IBM reported yesterday that its scientists have developed a new technique for exploring and controlling magnetism at the atomic level. The breakthrough could lead to the development of new materials for computing devices based on microscopic magnetic phenomena.
"We have developed a window into the atomic heart of magnetism," said Andreas Heinrich, a research staff member at IBM's Almaden Research Center in San Jose, Calif. "We can now position atoms and then measure and control their magnetic interactions within precisely designed structures."

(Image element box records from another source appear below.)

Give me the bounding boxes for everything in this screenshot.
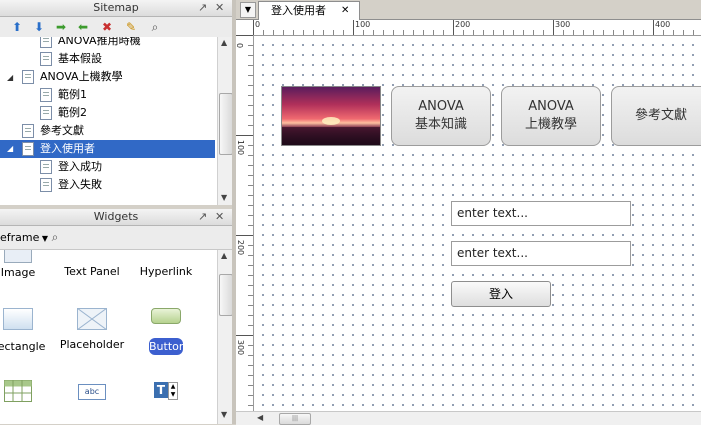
table-icon xyxy=(4,380,32,402)
canvas-horizontal-scrollbar[interactable]: ◀ ||| xyxy=(253,411,701,425)
tree-item-example1[interactable]: 範例1 xyxy=(40,86,87,104)
widget-droplist[interactable]: T ▲ ▼ xyxy=(130,382,202,400)
widget-button[interactable]: Button xyxy=(130,308,202,355)
chevron-down-icon: ▼ xyxy=(39,234,49,243)
ruler-horizontal: 0 100 200 300 400 xyxy=(253,20,701,36)
hyperlink-icon xyxy=(153,250,179,262)
scroll-down-icon[interactable]: ▼ xyxy=(221,193,227,202)
login-button[interactable]: 登入 xyxy=(451,281,551,307)
page-icon xyxy=(22,142,34,156)
widget-placeholder[interactable]: Placeholder xyxy=(56,308,128,351)
collapse-triangle-icon[interactable]: ◢ xyxy=(7,73,13,82)
tab-menu-icon[interactable]: ▼ xyxy=(240,2,256,18)
widgets-toolbar: eframe ▼ ⌕ xyxy=(0,226,232,250)
username-field[interactable]: enter text... xyxy=(451,201,631,226)
close-panel-icon[interactable]: ✕ xyxy=(215,0,224,16)
ruler-label: 300 xyxy=(236,339,246,356)
widgets-scrollbar[interactable]: ▲ ▼ xyxy=(217,250,233,424)
droplist-icon: T ▲ ▼ xyxy=(152,382,180,400)
tree-item-references[interactable]: 參考文獻 xyxy=(22,122,84,140)
ruler-label: 200 xyxy=(455,20,471,29)
library-dropdown[interactable]: eframe ▼ xyxy=(0,231,48,244)
scrollbar-thumb[interactable] xyxy=(219,274,233,316)
button-icon xyxy=(151,308,181,324)
sitemap-scrollbar[interactable]: ▲ ▼ xyxy=(217,37,233,205)
edit-page-icon[interactable]: ✎ xyxy=(124,20,138,34)
collapse-triangle-icon[interactable]: ◢ xyxy=(7,140,13,158)
rectangle-icon xyxy=(3,308,33,330)
widget-image[interactable]: Image xyxy=(0,250,54,279)
tree-item-anova-tutorial[interactable]: ANOVA上機教學 xyxy=(22,68,123,86)
page-icon xyxy=(22,70,34,84)
close-panel-icon[interactable]: ✕ xyxy=(215,209,224,225)
pin-icon[interactable]: ↗ xyxy=(198,0,207,16)
sitemap-toolbar: ⬆ ⬇ ➡ ⬅ ✖ ✎ ⌕ xyxy=(0,17,232,38)
tree-item-anova-usage[interactable]: ANOVA推用時機 xyxy=(40,37,141,50)
scrollbar-thumb[interactable]: ||| xyxy=(279,413,311,425)
sitemap-panel-header: Sitemap ↗ ✕ xyxy=(0,0,232,17)
password-field[interactable]: enter text... xyxy=(451,241,631,266)
widget-text-field[interactable]: abc xyxy=(56,384,128,400)
ruler-label: 400 xyxy=(655,20,671,29)
tree-item-example2[interactable]: 範例2 xyxy=(40,104,87,122)
page-icon xyxy=(22,124,34,138)
search-icon[interactable]: ⌕ xyxy=(48,230,62,244)
tree-item-basic-assumptions[interactable]: 基本假設 xyxy=(40,50,102,68)
page-icon xyxy=(40,37,52,48)
tab-login-user[interactable]: 登入使用者 ✕ xyxy=(258,1,360,20)
indent-icon[interactable]: ➡ xyxy=(54,20,68,34)
ruler-label: 100 xyxy=(236,139,246,156)
sitemap-tree: ANOVA推用時機 基本假設 ◢ ANOVA上機教學 範例1 範例2 參考文獻 … xyxy=(0,37,217,205)
scroll-up-icon[interactable]: ▲ xyxy=(221,251,227,260)
widgets-title: Widgets xyxy=(93,210,139,223)
widget-rectangle[interactable]: Rectangle xyxy=(0,308,54,353)
scrollbar-thumb[interactable] xyxy=(219,93,233,155)
ruler-vertical: 0 100 200 300 xyxy=(236,35,254,411)
text-panel-icon xyxy=(79,250,105,262)
nav-button-anova-basics[interactable]: ANOVA 基本知識 xyxy=(391,86,491,146)
ruler-label: 200 xyxy=(236,239,246,256)
pin-icon[interactable]: ↗ xyxy=(198,209,207,225)
scroll-down-icon[interactable]: ▼ xyxy=(221,410,227,419)
widget-text-panel[interactable]: Text Panel xyxy=(56,250,128,278)
tree-item-login-failure[interactable]: 登入失敗 xyxy=(40,176,102,194)
scroll-left-icon[interactable]: ◀ xyxy=(257,413,263,422)
image-icon xyxy=(4,250,32,263)
tree-item-login-success[interactable]: 登入成功 xyxy=(40,158,102,176)
page-icon xyxy=(40,52,52,66)
outdent-icon[interactable]: ⬅ xyxy=(76,20,90,34)
delete-page-icon[interactable]: ✖ xyxy=(100,20,114,34)
sunset-image[interactable] xyxy=(281,86,381,146)
search-icon[interactable]: ⌕ xyxy=(148,20,162,34)
nav-button-references[interactable]: 參考文獻 xyxy=(611,86,701,146)
widgets-panel-header: Widgets ↗ ✕ xyxy=(0,209,232,226)
sitemap-title: Sitemap xyxy=(93,1,139,14)
scroll-up-icon[interactable]: ▲ xyxy=(221,38,227,47)
move-down-icon[interactable]: ⬇ xyxy=(32,20,46,34)
tab-strip: ▼ 登入使用者 ✕ xyxy=(236,0,701,20)
widgets-library: Image Text Panel Hyperlink Rectangle Pla… xyxy=(0,250,217,424)
close-tab-icon[interactable]: ✕ xyxy=(341,2,349,19)
page-icon xyxy=(40,106,52,120)
widget-table[interactable] xyxy=(0,380,54,402)
move-up-icon[interactable]: ⬆ xyxy=(10,20,24,34)
ruler-label: 100 xyxy=(355,20,371,29)
ruler-label: 0 xyxy=(255,20,261,29)
design-canvas[interactable]: ANOVA 基本知識 ANOVA 上機教學 參考文獻 enter text...… xyxy=(254,36,701,411)
tree-item-login-user[interactable]: ◢ 登入使用者 xyxy=(0,140,215,158)
widget-hyperlink[interactable]: Hyperlink xyxy=(130,250,202,278)
ruler-label: 0 xyxy=(236,43,244,48)
page-icon xyxy=(40,88,52,102)
nav-button-anova-tutorial[interactable]: ANOVA 上機教學 xyxy=(501,86,601,146)
text-field-icon: abc xyxy=(78,384,106,400)
page-icon xyxy=(40,178,52,192)
placeholder-icon xyxy=(77,308,107,330)
scroll-corner xyxy=(236,411,253,425)
ruler-label: 300 xyxy=(555,20,571,29)
ruler-corner xyxy=(236,20,254,36)
page-icon xyxy=(40,160,52,174)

The technique, called spin-excitation spectroscopy, uses a low-temperature scanning tunneling microscope to probe the interactions between spins in individual atomic-scale magnetic structures. The researchers created linear chains of 1 to 10 manganese atoms assembled one atom at a time on a thin insulating layer, and the spin excitation spectra of these structures were measured with inelastic tunneling spectroscopy. They observed excitations of the coupled atomic spins that can change both the total spin and its orientation. Comparison with a model spin interaction yielded the collective spin configuration and the strength of the coupling between the atomic spins. They found that chains with an even number of atoms had no net magnetism, while chains with an odd number of atoms showed net magnetism, according to the IBM announcement.
"This kind of exploratory research is essential for the long-term future of the computer industry," said Gian-Luca Bona, manager of science and technology at the Almaden center. "Sometime in the next couple of decades, it will be impossibly difficult to continue improving transistors and other traditional microelectronic circuit elements by simply shrinking them. We will then need alternative structures and, perhaps, altogether different ways of computing. Techniques like this can help us gain the knowledge needed to create those alternatives."
IBM said its scientists expect to use spin-excitation spectroscopy to:
- 'Explore the limits of magnetic data storage, by engineering the energy required to flip the collective orientation of a small number of magnetically coupled atoms.'
- 'Determine the feasibility of spin-based wires and a spin version of the molecular-motion cascade.'
- 'Investigate how engineered spin interactions could be applied to quantum information systems, such as quantum computers.'
More information on spin-excitation spectroscopy is available at IBM's Web site and at the online publication Science Express.